I. La nécessité de l'interprétation

L’interprétation, c’est la recherche de sens. Elle nous permet de donner une signification à un signe. Lorsque j’interprète une chose, je veux découvrir sa véritable signification. On interprète une chose quand sa signification n’est pas claire. Et dans notre rapport au monde sensible, nombreuses sont les choses que nous ne comprenons pas le sens. C’est pourquoi on peut dire que l’interprétation est une pratique nécessaire chez l’homme. Habité par le souci de comprendre, sans l’interprétation, l’homme risque de ne pas comprendre une bonne partie des choses.

C’est dans la communication langagière que l’interprétation est centrale. Car, dans la communication, les communicants utilisent des signes linguistiques pour transmettre un sens chacun à l’autre. Le langage implique un signifié, ce qu’on veut signifier (une idée, un sentiment, etc.) et un signifiant, le signe qu’on utilise pour signifier le signifié. Les signes qu’on utilise dans la communication signifient ainsi toujours quelque chose et portent donc une signification. Pour comprendre les sens portés par les paroles et les mots de notre interlocuteur, il faut nécessairement se munir d’interprétation. Le sens dépendra de la manière que nous avons à interpréter la parole de l’autre. En fonction de notre interprétation, on pourra avoir une idée plus ou moins précise de la parole de l’autre.  

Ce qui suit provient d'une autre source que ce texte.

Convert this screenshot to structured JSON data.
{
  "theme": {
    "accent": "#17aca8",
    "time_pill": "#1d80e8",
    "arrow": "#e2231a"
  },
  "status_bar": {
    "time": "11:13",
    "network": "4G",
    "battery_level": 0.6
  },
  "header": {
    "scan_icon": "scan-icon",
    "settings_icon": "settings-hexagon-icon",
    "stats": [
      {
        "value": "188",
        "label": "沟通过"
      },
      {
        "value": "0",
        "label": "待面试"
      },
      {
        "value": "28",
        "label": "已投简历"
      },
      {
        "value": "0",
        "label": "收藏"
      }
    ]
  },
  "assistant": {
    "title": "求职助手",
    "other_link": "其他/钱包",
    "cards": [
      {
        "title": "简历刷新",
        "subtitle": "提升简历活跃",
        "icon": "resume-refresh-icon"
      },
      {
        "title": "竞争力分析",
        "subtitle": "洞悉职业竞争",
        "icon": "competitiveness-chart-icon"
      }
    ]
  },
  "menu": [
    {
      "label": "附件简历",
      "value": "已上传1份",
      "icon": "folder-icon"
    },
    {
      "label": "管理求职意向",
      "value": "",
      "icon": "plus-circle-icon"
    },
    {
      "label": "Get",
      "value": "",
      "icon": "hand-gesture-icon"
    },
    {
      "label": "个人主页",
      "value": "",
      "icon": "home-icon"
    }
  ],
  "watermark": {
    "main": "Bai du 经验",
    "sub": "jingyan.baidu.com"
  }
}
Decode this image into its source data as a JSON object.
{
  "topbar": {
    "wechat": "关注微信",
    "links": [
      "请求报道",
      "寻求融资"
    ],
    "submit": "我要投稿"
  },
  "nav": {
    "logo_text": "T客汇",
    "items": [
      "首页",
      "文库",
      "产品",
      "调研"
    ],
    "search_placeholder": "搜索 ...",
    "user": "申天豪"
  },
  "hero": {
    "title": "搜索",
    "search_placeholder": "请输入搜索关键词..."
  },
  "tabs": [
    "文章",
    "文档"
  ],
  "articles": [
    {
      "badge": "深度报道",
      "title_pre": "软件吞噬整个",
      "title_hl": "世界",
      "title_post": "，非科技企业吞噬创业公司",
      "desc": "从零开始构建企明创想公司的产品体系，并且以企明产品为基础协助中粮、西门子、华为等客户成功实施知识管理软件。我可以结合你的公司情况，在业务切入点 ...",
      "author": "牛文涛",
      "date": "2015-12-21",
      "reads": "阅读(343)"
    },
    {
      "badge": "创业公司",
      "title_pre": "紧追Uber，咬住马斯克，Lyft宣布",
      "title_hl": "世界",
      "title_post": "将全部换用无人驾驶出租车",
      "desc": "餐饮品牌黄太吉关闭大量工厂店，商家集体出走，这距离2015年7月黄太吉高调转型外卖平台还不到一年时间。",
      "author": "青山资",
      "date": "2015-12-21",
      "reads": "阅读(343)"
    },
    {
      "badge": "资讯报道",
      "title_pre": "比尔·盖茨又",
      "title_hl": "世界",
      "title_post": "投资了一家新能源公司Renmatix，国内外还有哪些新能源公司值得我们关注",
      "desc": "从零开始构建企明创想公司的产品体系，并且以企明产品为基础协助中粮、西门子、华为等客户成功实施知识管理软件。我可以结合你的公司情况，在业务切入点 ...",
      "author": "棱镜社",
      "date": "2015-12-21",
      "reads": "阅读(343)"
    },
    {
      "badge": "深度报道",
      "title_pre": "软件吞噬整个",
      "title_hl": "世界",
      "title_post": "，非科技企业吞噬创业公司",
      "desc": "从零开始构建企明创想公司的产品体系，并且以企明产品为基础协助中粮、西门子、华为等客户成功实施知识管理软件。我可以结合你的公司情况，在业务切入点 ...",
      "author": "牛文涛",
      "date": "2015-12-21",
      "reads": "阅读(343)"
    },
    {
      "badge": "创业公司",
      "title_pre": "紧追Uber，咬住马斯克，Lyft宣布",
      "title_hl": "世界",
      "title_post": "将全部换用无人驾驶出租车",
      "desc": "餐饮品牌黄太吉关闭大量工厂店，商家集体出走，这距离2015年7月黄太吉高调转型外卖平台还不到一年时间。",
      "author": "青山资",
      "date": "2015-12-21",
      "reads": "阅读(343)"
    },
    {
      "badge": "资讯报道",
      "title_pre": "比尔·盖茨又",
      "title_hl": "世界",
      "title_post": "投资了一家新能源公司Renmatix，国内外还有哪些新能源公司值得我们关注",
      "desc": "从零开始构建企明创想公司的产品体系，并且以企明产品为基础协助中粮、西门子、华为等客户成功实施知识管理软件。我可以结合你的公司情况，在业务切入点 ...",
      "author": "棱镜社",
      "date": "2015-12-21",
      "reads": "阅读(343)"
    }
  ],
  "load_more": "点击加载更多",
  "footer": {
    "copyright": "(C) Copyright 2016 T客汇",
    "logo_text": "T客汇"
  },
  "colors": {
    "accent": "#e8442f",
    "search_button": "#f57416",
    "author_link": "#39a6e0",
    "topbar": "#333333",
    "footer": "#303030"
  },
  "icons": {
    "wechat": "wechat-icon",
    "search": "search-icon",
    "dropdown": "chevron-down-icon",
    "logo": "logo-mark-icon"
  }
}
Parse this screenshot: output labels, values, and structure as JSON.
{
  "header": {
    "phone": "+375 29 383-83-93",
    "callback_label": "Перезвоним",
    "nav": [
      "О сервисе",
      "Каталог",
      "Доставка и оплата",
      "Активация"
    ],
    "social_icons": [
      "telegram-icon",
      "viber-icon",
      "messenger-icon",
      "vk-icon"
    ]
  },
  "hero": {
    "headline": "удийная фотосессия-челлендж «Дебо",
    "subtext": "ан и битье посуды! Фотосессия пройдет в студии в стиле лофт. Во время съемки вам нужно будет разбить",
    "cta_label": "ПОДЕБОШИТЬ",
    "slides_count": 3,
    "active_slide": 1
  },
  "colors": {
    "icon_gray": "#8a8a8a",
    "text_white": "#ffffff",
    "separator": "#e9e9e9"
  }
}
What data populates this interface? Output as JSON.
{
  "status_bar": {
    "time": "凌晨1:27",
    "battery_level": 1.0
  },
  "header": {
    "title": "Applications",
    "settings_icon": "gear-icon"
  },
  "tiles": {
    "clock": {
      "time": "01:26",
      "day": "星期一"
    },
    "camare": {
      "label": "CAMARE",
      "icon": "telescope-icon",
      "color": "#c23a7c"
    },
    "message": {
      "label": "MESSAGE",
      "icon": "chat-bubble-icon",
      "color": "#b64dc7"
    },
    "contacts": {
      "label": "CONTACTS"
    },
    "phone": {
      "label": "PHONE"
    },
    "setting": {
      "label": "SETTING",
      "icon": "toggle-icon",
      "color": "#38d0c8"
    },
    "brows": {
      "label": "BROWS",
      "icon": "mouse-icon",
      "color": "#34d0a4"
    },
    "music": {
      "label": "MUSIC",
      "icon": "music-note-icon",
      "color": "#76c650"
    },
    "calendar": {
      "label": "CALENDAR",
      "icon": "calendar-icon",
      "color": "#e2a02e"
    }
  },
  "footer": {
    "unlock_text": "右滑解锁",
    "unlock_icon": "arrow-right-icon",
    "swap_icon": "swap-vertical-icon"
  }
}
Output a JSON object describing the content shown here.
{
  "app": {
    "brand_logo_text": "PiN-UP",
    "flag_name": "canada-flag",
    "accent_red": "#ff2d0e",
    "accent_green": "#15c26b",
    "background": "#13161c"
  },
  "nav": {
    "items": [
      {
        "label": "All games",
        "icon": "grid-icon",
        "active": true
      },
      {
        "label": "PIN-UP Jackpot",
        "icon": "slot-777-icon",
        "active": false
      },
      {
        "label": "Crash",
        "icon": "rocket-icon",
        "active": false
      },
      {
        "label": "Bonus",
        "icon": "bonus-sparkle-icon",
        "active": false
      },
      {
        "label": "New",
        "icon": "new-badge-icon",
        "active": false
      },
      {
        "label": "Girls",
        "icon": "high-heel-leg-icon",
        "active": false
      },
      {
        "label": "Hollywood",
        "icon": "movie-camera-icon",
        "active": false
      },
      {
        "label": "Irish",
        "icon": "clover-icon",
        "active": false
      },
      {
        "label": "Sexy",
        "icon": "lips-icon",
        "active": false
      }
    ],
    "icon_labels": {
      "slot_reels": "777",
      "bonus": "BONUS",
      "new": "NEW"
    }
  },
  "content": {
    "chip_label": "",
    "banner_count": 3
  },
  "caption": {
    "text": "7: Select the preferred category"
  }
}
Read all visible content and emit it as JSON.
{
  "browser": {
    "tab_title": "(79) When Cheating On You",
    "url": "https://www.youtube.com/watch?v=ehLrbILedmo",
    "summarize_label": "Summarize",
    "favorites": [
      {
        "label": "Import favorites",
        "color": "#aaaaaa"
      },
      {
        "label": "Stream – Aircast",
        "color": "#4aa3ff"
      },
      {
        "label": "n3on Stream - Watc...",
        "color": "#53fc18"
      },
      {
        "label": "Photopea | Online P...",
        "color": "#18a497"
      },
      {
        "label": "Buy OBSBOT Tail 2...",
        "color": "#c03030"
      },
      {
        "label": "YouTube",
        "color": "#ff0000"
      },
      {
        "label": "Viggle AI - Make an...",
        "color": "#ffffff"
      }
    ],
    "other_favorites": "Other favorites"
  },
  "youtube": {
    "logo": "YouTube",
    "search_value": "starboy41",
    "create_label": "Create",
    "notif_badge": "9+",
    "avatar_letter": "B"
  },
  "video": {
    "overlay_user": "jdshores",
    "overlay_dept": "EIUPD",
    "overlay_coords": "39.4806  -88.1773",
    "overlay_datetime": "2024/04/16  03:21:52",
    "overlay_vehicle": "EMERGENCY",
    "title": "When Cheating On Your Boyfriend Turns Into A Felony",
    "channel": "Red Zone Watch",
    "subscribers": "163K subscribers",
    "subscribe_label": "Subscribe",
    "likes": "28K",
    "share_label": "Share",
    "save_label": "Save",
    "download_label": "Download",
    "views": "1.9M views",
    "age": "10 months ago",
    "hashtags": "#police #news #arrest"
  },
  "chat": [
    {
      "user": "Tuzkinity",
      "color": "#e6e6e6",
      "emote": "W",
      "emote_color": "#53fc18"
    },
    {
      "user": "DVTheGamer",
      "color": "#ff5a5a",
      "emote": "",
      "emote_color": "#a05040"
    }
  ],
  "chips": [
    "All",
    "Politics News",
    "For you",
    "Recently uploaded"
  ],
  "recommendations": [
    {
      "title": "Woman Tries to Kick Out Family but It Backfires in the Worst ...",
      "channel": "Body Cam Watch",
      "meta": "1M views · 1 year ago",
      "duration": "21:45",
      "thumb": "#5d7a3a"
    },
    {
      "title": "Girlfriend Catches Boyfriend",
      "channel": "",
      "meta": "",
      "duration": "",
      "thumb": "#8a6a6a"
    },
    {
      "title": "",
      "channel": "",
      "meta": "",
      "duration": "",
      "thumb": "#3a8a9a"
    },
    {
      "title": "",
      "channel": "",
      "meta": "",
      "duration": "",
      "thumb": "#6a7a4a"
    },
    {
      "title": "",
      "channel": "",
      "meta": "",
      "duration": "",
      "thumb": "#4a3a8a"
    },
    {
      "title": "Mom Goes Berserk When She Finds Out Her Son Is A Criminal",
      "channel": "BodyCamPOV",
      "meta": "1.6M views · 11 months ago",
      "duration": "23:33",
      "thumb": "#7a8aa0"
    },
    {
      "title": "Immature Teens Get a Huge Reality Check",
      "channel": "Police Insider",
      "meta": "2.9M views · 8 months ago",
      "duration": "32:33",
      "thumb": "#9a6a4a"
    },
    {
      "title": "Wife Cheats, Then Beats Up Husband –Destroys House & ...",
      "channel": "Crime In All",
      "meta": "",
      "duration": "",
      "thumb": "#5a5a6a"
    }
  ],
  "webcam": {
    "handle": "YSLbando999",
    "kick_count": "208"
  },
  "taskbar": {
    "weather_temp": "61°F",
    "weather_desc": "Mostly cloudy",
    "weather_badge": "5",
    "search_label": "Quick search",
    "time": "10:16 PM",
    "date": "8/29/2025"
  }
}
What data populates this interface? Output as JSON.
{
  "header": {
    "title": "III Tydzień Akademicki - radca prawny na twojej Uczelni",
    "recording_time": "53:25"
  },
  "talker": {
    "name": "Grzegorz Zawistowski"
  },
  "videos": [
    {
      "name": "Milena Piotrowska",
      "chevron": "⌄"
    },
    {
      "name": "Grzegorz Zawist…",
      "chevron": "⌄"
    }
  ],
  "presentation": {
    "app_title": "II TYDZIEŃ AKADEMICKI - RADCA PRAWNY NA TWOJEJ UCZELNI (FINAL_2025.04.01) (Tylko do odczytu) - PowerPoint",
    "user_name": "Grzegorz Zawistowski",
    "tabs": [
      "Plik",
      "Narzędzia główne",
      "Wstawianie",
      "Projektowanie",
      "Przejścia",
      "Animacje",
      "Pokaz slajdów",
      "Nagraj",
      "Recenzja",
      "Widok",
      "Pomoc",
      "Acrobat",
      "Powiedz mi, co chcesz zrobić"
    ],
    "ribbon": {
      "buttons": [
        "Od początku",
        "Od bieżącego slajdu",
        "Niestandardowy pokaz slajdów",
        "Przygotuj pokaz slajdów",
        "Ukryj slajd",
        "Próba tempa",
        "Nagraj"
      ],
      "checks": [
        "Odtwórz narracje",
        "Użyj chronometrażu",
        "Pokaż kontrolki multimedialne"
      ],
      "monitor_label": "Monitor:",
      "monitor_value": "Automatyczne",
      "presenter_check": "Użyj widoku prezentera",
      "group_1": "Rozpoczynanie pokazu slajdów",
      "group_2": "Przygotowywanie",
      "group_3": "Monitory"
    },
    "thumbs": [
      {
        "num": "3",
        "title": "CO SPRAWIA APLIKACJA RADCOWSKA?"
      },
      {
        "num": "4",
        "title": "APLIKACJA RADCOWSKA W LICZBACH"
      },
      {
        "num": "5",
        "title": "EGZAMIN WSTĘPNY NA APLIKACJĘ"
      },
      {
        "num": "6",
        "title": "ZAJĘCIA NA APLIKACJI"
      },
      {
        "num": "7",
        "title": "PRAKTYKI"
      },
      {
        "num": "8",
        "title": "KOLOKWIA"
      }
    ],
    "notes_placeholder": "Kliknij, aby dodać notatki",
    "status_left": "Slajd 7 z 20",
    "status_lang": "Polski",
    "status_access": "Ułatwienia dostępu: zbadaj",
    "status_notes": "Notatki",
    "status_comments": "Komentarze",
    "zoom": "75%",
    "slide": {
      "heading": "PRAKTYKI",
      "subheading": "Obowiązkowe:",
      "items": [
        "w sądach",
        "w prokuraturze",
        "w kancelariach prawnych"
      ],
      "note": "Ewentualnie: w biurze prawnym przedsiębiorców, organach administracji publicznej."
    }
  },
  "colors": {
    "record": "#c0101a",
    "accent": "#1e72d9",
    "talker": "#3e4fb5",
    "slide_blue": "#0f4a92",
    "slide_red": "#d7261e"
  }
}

La communication fait donc appelle nécessairement à l’interprétation pour être efficace. Sans elle, une véritable communication ne sera pas possible. En effet, une parole ironique ne signifie pas véritablement ce qu’elle affirme ; c’est souvent le contraire de ce qu’on dit qu’il est signifié. Du moins, le sens réel est loin du sens affiché. C’est seulement un effort d’interprétation qui nous permettra de savoir le vrai sens derrière une parole ironique.

 La psychanalyse aussi fait beaucoup recours à l’interprétation pour décrypter les désirs inconscients des hommes. La psychologie de l’homme est, dans la psychanalyse, elle aussi sujette à l’interprétation. C’est surtout le père de la psychanalyse, Freud, qui avait largement développé sa théorie sur l’analyse du psychisme de l’homme pour pouvoir accéder à son inconscient profond. La psychanalyse envisage l’inconscient comme un langage codé à interpréter comme le langage verbal (J. Lacan).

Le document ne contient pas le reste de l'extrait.